- Theatrical release poster
- Directed by: Ariel Vromen
- Screenplay by: Sascha Penn; Ariel Vromen;
- Story by: Sascha Penn
- Produced by: Ariel Vromen; Maurice Fadida; Adam Kolbrenner; Sascha Penn; Andreas Rommel;
- Starring: Tyrese Gibson; Scott Eastwood; Ray Liotta;
- Cinematography: Frank G. DeMarco
- Edited by: Danny Rafic
- Music by: Gilad Benamram
- Production companies: Kodiak Pictures; Trident Films; Sumatra Films; Death Row Pictures;
- Distributed by: Lionsgate
- Release date: August 30, 2024;
- Running time: 93 minutes
- Country: United States
- Language: English
- Budget: $6.5 million
- Box office: $2.9 million

= 1992 (film) =

2024 film by Ariel Vromen

1992 is a 2024 American crime heist thriller film directed by Ariel Vromen and written by Sascha Penn and Vromen from a story by Penn. The film stars Tyrese Gibson, Scott Eastwood, and Ray Liotta in his final film role. Producer Dot da Genius makes a cameo appearance in the film as his film debut. The working title of the film, April 29, 1992, refers to the first night of the 1992 Los Angeles riots, which is when and where the film is set; the title was later simplified to 1992.

The film was released in the United States on August 30, 2024. It received mixed reviews from critics and grossed $2.9 million worldwide.

==Plot==
In Los Angeles, ex-con Mercer endeavors to restore his life and relationship with his son as the Rodney King verdict is issued. Meanwhile, in another part of town, a father and son confront their troubled relationship by planning a perilous heist at Mercer's workplace. As tensions escalate and the 1992 Los Angeles riots begin, the two families cross paths.

==Production==
In August 2015, it was reported that Ice Cube and O'Shea Jackson Jr. would star in the film, then titled April 29, 1992, with Will Packer producing, Donovan Marsh directing and Lionsgate serving as distributor. However, Cube's publicist released a statement confirming that Cube and Jackson have no involvement with the film.

In March 2021, it was announced that Vromen would direct the film. In July 2021, it was announced that Gibson, Liotta and Eastwood were cast in the film. In September 2021, it was announced that Beasley was cast in the film and that filming was underway in Bulgaria and Los Angeles. In February 2022, it was announced that Ammanuel and Arnold were cast in the film.

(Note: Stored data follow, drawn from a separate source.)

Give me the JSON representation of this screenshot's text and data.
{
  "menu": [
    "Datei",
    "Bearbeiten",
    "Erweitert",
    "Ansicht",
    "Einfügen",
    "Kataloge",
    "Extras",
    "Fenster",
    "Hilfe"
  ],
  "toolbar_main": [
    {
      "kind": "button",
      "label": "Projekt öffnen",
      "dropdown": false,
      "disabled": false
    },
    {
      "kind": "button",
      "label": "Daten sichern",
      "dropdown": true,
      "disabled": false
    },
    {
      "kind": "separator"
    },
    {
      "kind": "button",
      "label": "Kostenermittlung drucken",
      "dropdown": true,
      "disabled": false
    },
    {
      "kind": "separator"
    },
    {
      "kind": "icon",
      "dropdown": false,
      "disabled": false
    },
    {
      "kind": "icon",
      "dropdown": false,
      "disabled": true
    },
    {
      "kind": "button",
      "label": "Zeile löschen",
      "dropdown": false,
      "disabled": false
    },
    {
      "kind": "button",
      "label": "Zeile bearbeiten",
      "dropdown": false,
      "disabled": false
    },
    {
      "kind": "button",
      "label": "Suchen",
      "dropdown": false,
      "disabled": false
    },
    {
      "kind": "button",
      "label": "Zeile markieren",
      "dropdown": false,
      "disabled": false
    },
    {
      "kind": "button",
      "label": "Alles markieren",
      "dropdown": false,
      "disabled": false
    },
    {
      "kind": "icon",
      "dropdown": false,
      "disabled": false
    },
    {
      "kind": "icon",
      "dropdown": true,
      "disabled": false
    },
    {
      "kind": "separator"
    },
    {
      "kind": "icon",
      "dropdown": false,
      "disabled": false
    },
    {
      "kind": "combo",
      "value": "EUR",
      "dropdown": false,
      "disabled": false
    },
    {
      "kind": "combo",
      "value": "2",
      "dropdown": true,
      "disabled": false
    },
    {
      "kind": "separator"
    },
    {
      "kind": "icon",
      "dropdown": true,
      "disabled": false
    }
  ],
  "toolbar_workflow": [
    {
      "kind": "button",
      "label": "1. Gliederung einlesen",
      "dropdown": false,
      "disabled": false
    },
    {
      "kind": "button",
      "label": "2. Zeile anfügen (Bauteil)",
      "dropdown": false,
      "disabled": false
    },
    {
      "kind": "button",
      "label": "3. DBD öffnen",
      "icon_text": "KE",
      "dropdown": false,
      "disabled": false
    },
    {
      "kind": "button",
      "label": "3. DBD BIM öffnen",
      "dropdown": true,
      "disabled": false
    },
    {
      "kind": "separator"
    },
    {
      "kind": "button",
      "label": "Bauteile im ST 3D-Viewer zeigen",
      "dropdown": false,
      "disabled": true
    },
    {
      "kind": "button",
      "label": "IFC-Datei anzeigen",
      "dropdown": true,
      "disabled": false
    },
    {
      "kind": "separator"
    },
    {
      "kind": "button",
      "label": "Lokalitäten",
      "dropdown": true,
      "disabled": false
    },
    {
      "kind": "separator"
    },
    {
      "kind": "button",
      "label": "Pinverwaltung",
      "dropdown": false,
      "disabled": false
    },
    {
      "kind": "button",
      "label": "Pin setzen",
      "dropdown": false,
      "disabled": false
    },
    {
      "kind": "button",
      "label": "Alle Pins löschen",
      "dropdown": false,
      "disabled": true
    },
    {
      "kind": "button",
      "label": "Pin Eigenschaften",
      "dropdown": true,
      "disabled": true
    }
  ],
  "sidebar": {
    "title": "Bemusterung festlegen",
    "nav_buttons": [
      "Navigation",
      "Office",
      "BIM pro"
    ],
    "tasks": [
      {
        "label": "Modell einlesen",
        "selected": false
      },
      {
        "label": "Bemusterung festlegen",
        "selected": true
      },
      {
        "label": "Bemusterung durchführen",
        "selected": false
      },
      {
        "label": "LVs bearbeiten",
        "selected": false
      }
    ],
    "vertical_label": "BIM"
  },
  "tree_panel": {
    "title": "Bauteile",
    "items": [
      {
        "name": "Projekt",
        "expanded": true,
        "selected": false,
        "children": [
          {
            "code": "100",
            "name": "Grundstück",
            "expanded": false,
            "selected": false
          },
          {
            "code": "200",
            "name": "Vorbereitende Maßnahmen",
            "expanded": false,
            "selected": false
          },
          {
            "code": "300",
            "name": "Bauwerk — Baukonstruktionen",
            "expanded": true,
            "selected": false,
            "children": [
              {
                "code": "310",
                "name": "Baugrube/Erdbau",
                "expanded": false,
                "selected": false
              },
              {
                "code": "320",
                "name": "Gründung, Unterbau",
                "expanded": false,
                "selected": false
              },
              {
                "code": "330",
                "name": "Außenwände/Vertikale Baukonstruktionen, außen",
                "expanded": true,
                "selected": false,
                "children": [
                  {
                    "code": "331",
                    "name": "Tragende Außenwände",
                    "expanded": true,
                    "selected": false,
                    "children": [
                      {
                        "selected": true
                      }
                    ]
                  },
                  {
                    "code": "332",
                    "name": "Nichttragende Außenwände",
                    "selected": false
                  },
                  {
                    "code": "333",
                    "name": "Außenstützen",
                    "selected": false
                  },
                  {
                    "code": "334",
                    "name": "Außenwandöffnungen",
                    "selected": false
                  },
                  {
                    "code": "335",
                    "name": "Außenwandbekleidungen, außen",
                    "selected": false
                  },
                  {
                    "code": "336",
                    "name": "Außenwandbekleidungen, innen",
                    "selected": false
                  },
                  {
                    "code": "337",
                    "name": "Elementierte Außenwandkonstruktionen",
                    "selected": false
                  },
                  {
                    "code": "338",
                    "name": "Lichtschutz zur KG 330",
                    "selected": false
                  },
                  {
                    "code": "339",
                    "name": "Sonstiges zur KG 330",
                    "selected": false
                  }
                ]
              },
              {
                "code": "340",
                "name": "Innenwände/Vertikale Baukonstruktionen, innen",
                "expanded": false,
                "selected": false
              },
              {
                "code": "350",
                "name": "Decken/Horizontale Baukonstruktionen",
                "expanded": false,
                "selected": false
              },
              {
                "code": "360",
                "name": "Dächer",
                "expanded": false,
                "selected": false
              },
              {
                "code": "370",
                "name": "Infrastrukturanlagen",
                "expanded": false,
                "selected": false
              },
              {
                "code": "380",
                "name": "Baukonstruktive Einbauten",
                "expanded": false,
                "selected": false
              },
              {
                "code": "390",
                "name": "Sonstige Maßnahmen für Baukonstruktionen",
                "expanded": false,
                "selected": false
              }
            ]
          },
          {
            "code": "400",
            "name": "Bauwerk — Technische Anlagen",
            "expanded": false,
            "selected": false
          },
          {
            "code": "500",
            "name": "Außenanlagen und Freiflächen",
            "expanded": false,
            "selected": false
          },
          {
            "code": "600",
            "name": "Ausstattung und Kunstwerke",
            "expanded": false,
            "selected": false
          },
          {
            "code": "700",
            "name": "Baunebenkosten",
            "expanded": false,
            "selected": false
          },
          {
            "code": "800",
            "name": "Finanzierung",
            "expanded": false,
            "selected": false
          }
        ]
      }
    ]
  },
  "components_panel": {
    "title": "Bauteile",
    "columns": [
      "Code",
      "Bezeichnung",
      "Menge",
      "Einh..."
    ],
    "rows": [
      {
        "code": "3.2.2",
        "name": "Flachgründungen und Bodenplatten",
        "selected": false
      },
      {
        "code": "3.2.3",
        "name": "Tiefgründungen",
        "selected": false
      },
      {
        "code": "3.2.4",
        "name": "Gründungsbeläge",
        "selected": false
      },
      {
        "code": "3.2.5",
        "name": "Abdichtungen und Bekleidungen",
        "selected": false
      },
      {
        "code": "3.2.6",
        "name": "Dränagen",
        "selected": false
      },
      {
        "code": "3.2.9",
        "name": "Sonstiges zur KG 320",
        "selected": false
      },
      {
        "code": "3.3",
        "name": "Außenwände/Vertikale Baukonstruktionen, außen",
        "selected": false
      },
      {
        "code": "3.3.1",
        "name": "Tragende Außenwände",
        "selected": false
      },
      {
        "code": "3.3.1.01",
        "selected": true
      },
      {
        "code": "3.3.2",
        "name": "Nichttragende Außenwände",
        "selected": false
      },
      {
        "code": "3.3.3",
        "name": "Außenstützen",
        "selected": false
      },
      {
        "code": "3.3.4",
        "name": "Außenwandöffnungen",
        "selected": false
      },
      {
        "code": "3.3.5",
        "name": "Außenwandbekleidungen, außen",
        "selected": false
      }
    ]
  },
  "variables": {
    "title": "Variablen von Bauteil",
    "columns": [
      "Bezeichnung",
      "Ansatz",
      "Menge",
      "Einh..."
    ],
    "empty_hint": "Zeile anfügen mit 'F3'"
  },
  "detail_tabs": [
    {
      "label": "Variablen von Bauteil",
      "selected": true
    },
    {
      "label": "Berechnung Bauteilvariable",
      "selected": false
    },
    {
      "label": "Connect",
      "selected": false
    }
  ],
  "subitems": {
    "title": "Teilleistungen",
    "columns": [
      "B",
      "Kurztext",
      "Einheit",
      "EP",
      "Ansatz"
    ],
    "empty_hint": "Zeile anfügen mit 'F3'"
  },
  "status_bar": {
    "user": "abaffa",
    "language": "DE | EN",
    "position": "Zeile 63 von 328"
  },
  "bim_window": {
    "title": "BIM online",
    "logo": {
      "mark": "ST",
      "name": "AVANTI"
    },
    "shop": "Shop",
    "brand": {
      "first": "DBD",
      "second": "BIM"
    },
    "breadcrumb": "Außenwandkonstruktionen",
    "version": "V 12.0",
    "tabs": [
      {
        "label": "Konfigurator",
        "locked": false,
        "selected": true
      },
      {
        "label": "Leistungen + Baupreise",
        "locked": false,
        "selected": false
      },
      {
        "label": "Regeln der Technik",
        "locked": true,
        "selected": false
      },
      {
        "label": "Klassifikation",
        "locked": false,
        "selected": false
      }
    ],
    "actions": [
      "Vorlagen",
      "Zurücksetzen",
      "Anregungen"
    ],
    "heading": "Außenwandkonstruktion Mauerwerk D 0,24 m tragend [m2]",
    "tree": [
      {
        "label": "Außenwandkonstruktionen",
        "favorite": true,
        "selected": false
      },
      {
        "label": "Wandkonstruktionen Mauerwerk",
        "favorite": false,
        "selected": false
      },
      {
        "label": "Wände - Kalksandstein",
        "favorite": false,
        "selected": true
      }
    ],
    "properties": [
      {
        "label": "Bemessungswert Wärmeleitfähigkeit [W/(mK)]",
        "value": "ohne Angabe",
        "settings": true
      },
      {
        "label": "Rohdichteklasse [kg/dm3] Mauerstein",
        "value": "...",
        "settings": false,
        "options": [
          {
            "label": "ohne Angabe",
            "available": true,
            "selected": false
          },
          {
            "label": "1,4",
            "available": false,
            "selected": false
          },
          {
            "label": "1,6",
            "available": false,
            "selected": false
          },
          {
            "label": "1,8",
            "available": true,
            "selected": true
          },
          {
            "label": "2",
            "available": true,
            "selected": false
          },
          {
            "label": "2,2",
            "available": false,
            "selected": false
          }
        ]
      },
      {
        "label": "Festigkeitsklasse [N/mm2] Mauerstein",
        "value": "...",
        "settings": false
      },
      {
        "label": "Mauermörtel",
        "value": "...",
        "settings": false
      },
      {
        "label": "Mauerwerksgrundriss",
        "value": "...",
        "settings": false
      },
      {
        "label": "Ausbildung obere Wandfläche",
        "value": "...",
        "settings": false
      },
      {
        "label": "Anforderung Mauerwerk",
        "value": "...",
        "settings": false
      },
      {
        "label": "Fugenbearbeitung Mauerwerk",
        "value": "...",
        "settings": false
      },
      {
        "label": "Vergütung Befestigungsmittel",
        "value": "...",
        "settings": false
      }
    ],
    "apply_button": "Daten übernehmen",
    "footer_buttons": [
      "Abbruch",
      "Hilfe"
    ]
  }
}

Collider reported that Liotta completed the filming of his scenes before his death in May 2022.

==Release==
1992 was given a limited theatrical release in the United States on August 30, 2024.

==Reception==
=== Box office ===
In the United States and Canada, 1992 was released alongside Reagan, Slingshot, AfrAId, and City of Dreams, and was projected to gross around $2.5 million in its opening weekend. It debuted to $1.8 million over the four-day Labor Day weekend.

=== Critical response ===
 Metacritic, which uses a weighted average, assigned the film a score of 44 out of 100, based on 7 critics, indicating "mixed or average" reviews. Audiences polled by CinemaScore gave the film an average grade of "A-" on an A+ to F scale.

Randy Myers of the San Jose Mercury News said, "Genuine scenes between Gibson and Ammanuel, aid in making “1992” a genre exercise with much more on its mind than you might suspect." Jeremy K. Gover of the Untitled Film Project Podcast said, "Remove the historical context and 1992 still encompasses a remarkable story about race relations, intergenerational empathy, socioeconomic divides, moral navigation and family dynamics, all while being a solid heist film."

Ben Kenigsberg of The New York Times wrote that "The look is drab, the action is barely coherent, and Liotta deserved to go out with a better line than 'I did the best that I could, son. I’m sorry it wasn’t enough'." A sentiment echoed by Roger Moore of Movie Nation, who felt that the film was "even straining to get to the label 'solid'."

Richard Whittaker of the Austin Chronicle in a mixed summary noted the "feel" of the period, but was disappointed that "the only element of Nineties Americana he (Vromen) really resurrects is the mediocre amoral crime flick", while other reviewers bemoaned the "glaring plot holes" and "Formulaic plotting".